We needn’t have worried. CSG beat analyst estimates and raised guidance, sending the shares up 3 percent. Even after the move the company is trading at an enterprise value of just 12.5x its trailing free cash flow, a capitalization rate that implies approximately 2 percent annual free cash flowgrowth, which ought to be manageable. In fact, the company is projecting it will grow 25 percent this year (though that is somewhat of an anomaly). The company announced another share buyback, having already reduced the average share count by 2 million shares (four percent) in the last year. These are not just buybacks to replace shares issued to employees on stock option exercise. This is honest-to-goodness reduction in the share count.
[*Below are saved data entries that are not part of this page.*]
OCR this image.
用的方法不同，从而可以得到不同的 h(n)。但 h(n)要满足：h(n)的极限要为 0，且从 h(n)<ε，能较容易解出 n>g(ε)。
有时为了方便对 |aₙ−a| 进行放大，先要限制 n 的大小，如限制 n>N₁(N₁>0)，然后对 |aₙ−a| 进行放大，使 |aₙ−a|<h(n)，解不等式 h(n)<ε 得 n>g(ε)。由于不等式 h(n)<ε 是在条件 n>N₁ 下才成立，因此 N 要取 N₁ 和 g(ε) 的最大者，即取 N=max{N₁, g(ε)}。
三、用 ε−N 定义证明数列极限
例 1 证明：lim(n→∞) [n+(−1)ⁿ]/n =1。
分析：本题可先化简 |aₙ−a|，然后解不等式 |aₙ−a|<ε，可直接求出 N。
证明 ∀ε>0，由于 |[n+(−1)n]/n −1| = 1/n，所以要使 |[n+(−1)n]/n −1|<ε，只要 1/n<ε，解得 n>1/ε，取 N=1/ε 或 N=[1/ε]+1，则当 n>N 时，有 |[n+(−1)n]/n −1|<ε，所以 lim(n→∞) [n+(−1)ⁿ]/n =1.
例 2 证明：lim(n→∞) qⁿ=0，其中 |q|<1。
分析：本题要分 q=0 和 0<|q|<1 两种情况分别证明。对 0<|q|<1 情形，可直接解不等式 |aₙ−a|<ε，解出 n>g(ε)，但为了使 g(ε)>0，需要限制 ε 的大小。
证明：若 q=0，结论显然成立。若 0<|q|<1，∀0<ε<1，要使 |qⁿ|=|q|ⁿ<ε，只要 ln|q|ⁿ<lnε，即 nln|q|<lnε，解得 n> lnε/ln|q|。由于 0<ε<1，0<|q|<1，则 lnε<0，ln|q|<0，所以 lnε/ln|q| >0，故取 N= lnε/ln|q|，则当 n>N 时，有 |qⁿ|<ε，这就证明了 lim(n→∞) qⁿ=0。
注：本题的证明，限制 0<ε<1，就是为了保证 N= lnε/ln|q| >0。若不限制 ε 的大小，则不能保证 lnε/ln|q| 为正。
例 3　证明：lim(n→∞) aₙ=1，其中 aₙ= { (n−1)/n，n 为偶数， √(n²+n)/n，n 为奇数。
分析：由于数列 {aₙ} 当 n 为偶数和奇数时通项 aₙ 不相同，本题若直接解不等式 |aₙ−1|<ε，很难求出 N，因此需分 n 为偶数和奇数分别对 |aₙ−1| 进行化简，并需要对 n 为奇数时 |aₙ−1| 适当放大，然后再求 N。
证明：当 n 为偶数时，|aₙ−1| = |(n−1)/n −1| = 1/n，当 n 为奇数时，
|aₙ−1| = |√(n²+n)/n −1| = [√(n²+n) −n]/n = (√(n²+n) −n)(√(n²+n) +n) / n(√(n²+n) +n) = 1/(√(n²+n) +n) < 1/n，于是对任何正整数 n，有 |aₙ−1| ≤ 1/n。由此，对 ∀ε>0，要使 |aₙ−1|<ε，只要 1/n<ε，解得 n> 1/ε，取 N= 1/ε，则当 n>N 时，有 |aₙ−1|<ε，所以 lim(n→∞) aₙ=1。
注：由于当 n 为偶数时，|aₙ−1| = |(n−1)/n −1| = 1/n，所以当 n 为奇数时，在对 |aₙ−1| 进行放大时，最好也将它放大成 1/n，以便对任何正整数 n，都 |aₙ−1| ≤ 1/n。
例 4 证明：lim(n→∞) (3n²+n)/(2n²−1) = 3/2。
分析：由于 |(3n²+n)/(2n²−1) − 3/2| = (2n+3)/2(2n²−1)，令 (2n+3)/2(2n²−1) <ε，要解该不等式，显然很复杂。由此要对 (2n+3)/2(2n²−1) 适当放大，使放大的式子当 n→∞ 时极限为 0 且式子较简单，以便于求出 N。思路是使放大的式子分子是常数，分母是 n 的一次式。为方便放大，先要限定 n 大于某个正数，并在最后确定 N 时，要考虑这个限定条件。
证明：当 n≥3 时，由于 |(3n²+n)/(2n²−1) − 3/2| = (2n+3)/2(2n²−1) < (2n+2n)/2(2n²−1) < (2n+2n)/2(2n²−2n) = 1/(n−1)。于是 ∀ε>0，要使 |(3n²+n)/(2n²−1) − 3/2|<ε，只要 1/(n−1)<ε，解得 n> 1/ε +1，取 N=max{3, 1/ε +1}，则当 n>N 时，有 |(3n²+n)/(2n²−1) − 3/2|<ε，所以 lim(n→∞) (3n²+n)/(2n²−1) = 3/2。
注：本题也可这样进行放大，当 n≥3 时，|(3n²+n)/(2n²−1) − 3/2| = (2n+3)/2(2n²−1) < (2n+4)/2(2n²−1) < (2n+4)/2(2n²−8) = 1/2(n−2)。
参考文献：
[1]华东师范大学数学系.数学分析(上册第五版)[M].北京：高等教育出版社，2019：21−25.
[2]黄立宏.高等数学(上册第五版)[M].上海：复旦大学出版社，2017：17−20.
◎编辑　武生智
So we misread this one. To be fair, it isn’t like we were pounding the table to sell. We closed out our argument with these words:
Now, before you pull out your order book consider a few points. First, really bad news like losing a top five customer would probably have been announced already due to the Sarbanes Oxley rules. Second, the stock is already pretty reasonably valued on an enterprise value to free cash flow basis. Third, the nature of the companies business results in earnings and cash flows that are quite stable. Of course, that overall stability sometimes results in market overreactions to small misses.
In the end, we may be reading too much into two stories that just coincidentally came out this week. But they caught our attention, and we figured we would bring them to yours.
But let’s not whitewash it. The jist of the piece was clearly negative and clearly wrong, and we want to own up to those just as we crow about our successful calls.